The Financial Times report quoted extensively from the transaction’s investor presentation, which lifted the lid on closely guarded business secrets of the bank’s international wealth management franchise.
One slide revealed that a third of the defaults on its yacht and aircraft loans in 2017 and 2018 were “related to US sanctions against Russian oligarchs”. Press reports at the time indicated that Oleg Deripaska and brothers Arkady and Boris Rotenberg had to terminate private jet leases with the bank in those years.
The letters from Credit Suisse were sent during a week when the US, UK and the EU instigated a fresh wave of sanctions against Russia due to its invasion of Ukraine.
“I don’t think we’ve ever had a request like this,” said one investor who received the letter, noting that his firm had only ever received similar notices when it had been sent confidential documents accidentally.

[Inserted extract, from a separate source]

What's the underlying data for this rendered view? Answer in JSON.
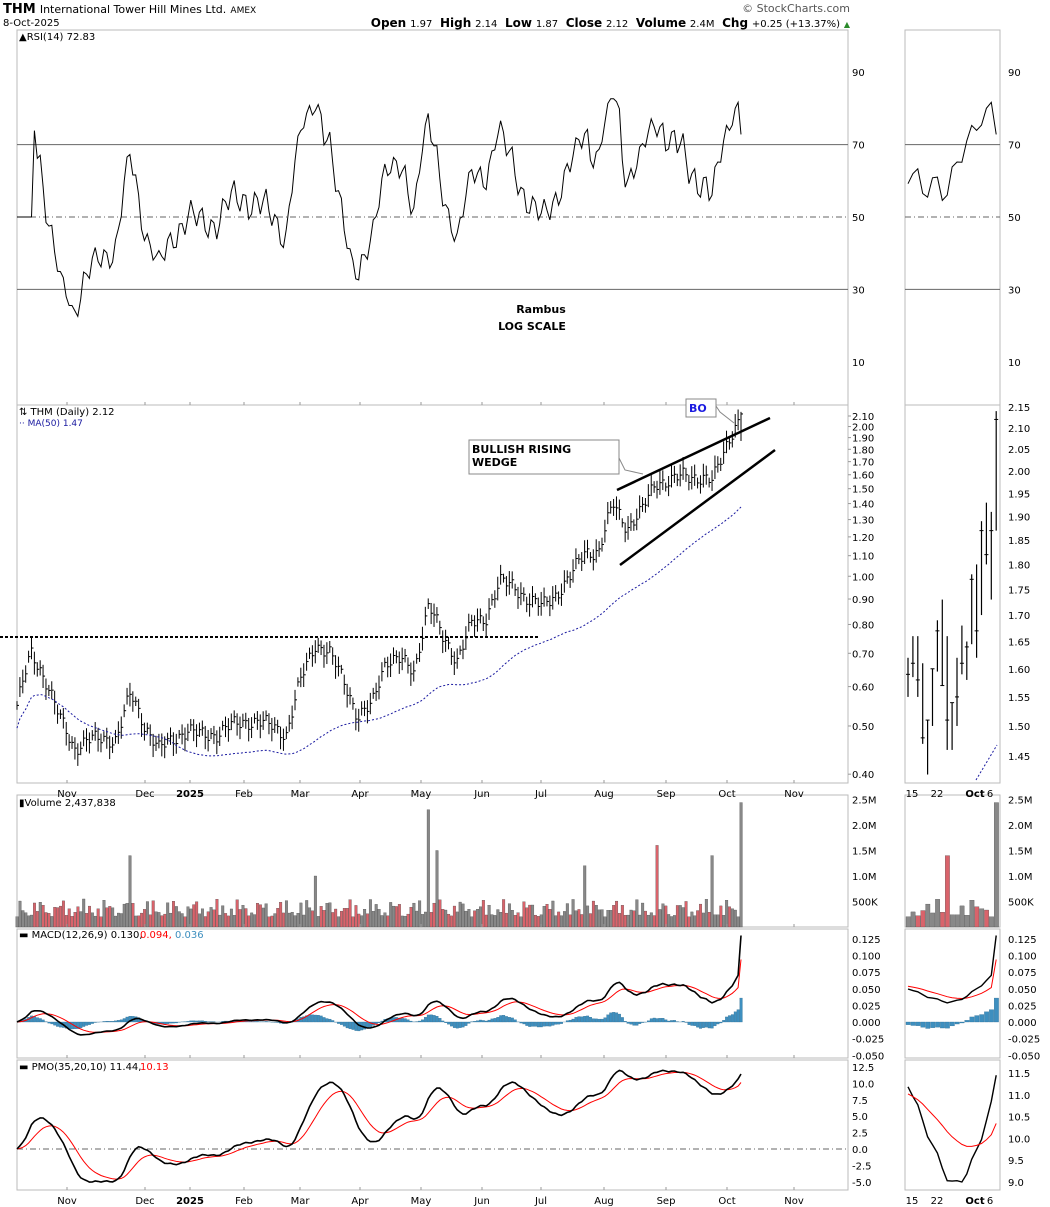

Credit Suisse declined to comment.
The attempt to stop clients leaking confidential information came after Credit Suisse was also hit with an extraordinary leak of documents detailing the accounts of 30,000 of its customers. The so-called “Suisse Secrets” papers pulled back the veil of Swiss banking secrecy, revealing the lender’s ties to oligarchs, corrupt government officials and drug smugglers.
Credit Suisse quietly closed the jet and yacht securitisation deal at the end of 2021, offering an annual interest rate in excess of 11% to entice a handful of hedge funds into the transaction.

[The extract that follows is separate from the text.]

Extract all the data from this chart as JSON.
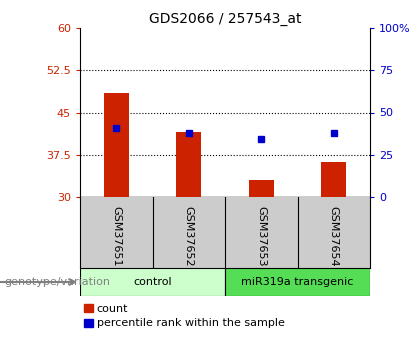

The structure of the deal shields Credit Suisse from the first 4% of losses in the portfolio, which are instead worn by the funds. This means that only a small number of defaults from the bank’s clients could wipe out their $80 million investment.
Several investors that passed on the deal said their concerns around the transaction had only heightened after the raft of sanctions recently placed on Russian oligarchs.
Switzerland announced on Monday that it intended to match EU sanctions on Russia, breaking with its longstanding tradition of political neutrality.
The investor presentation on the securitisation deal is oblique on the geographic split of Credit Suisse’s ultra-rich clients.
One slide notes that its jet loan portfolio had shrunk since 2016 “due to stricter underwriting principles and uncertainties” in areas such as “Northern Asia”. While the term Northern Asia commonly refers to areas of Russia, a person close to the deal said that Credit Suisse used it to reference China and Hong Kong.
The documents also state that portfolio excludes any borrower on Credit Suisse’s internal “watchlist” or that is already subject to management by its “recovery team”.